Karl Foster, managing director at Wolf Systems in Coventry said they haven’t seen any real impact in the business caused by the HGV driver shortage despite the newspaper headlines. He commented: “We continue to receive all of the raw materials we need to produce nail plates and easi-joist webs in our factories and these goods are still being dispatched as normal to our customers.

“It’s really just over the last few weeks we’ve seen things become more challenging with the short notice closures of some transport hubs as they struggle to deal with a backlog of deliveries onto their end destination.

“We’re working hard with our haulage partners across the UK and Ireland to minimise any impact for our customers. But it’s possible, there may be some disruption, particularly with express or lastminute orders.

“I can’t see many of our customers panic buying nail plates, but I do think many of them are planning further ahead and ordering in advance of when they would do normally.  In the current climate this seems to be a sensible option.”

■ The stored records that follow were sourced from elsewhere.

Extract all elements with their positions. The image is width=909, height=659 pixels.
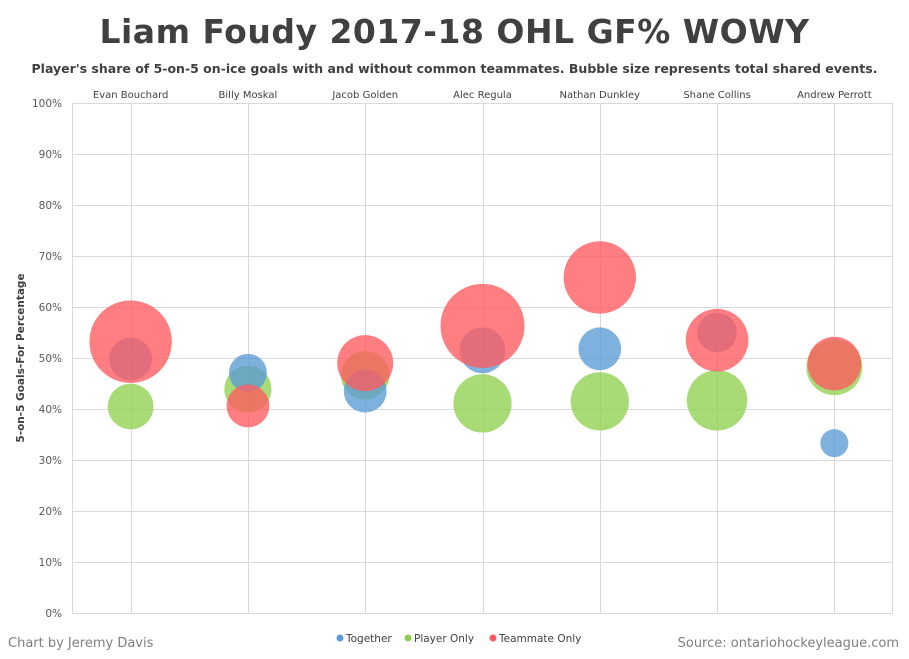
y-tick-label: 20%	[39, 506, 62, 518]
legend-label: Player Only	[414, 633, 474, 645]
player-only-bubble	[107, 383, 154, 430]
category-label: Nathan Dunkley	[560, 90, 641, 101]
legend: Together Player Only Teammate Only	[336, 633, 581, 645]
chart-source: Source: ontariohockeyleague.com	[677, 636, 899, 651]
player-only-legend-marker	[404, 634, 412, 642]
category-labels: Evan Bouchard Billy Moskal Jacob Golden Ale…	[93, 90, 872, 101]
teammate-only-bubble	[226, 384, 270, 428]
chart-subtitle: Player's share of 5-on-5 on-ice goals wi…	[31, 61, 878, 76]
y-tick-label: 30%	[39, 455, 62, 467]
bubbles	[89, 241, 863, 458]
teammate-only-bubble	[89, 300, 172, 383]
together-bubble	[228, 353, 267, 392]
legend-label: Teammate Only	[498, 633, 581, 645]
y-tick-label: 0%	[45, 608, 62, 620]
teammate-only-bubble	[685, 308, 749, 372]
teammate-only-bubble	[440, 283, 525, 368]
y-tick-label: 60%	[39, 302, 62, 314]
teammate-only-legend-marker	[489, 634, 497, 642]
teammate-only-bubble	[337, 335, 394, 392]
y-tick-label: 80%	[39, 200, 62, 212]
category-label: Andrew Perrott	[797, 90, 872, 101]
together-legend-marker	[336, 634, 344, 642]
legend-label: Together	[345, 633, 392, 645]
y-tick-label: 100%	[32, 98, 62, 110]
y-tick-label: 10%	[39, 557, 62, 569]
player-only-bubble	[686, 370, 748, 431]
category-label: Evan Bouchard	[93, 90, 168, 101]
together-bubble	[820, 429, 849, 458]
chart-credit: Chart by Jeremy Davis	[8, 636, 154, 651]
teammate-only-bubble	[563, 241, 636, 314]
y-axis-title: 5-on-5 Goals-For Percentage	[15, 273, 27, 442]
together-bubble	[578, 327, 622, 371]
player-only-bubble	[453, 374, 512, 433]
category-label: Shane Collins	[683, 90, 750, 101]
y-tick-label: 70%	[39, 251, 62, 263]
y-axis-ticks: 0% 10% 20% 30% 40% 50% 60% 70% 80% 90% 100%	[32, 98, 62, 620]
chart-title: Liam Foudy 2017-18 OHL GF% WOWY	[99, 12, 810, 51]
player-only-bubble	[570, 372, 629, 431]
y-tick-label: 90%	[39, 149, 62, 161]
teammate-only-bubble	[807, 336, 862, 391]
y-tick-label: 50%	[39, 353, 62, 365]
category-label: Alec Regula	[453, 90, 512, 101]
category-label: Billy Moskal	[219, 90, 278, 101]
category-label: Jacob Golden	[331, 90, 398, 101]
y-tick-label: 40%	[39, 404, 62, 416]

Johnny Fellingham, director at Scotland-based manufacturer Structural Timber Frame reported problems with planning. He said: “Scheduling has become more and more difficult with customers delaying deliveries due to lack of labour on sites and shortages of materials. Concrete has been on allocation and extended lead times meaning contractors are unable to get the foundations in as previously planned. The knock-on effect means delays to programming along the supply chain.

“Timber supplies have been consistent over the last 12 months however the price has been volatile and factory labour availability has been the over-arching problem. Finding quality people for semi-skilled work in our factory is still a big challenge. We have an ongoing need for a number of staff and it’s proving very difficult to find the right people.”

TRA chief executive Nick Boulton feels the industry should look towards improving conditions for drivers, he said: “Lorry drivers are critical to our businesses and improving the facilities available to HGV drivers will help encourage more people to consider lorry driving as a career. The government’s recent announcement allowing work permits for foreign drivers until Christmas is only a short-term solution and we need a plan for the long-term availability of drivers to support a smooth supply chain.”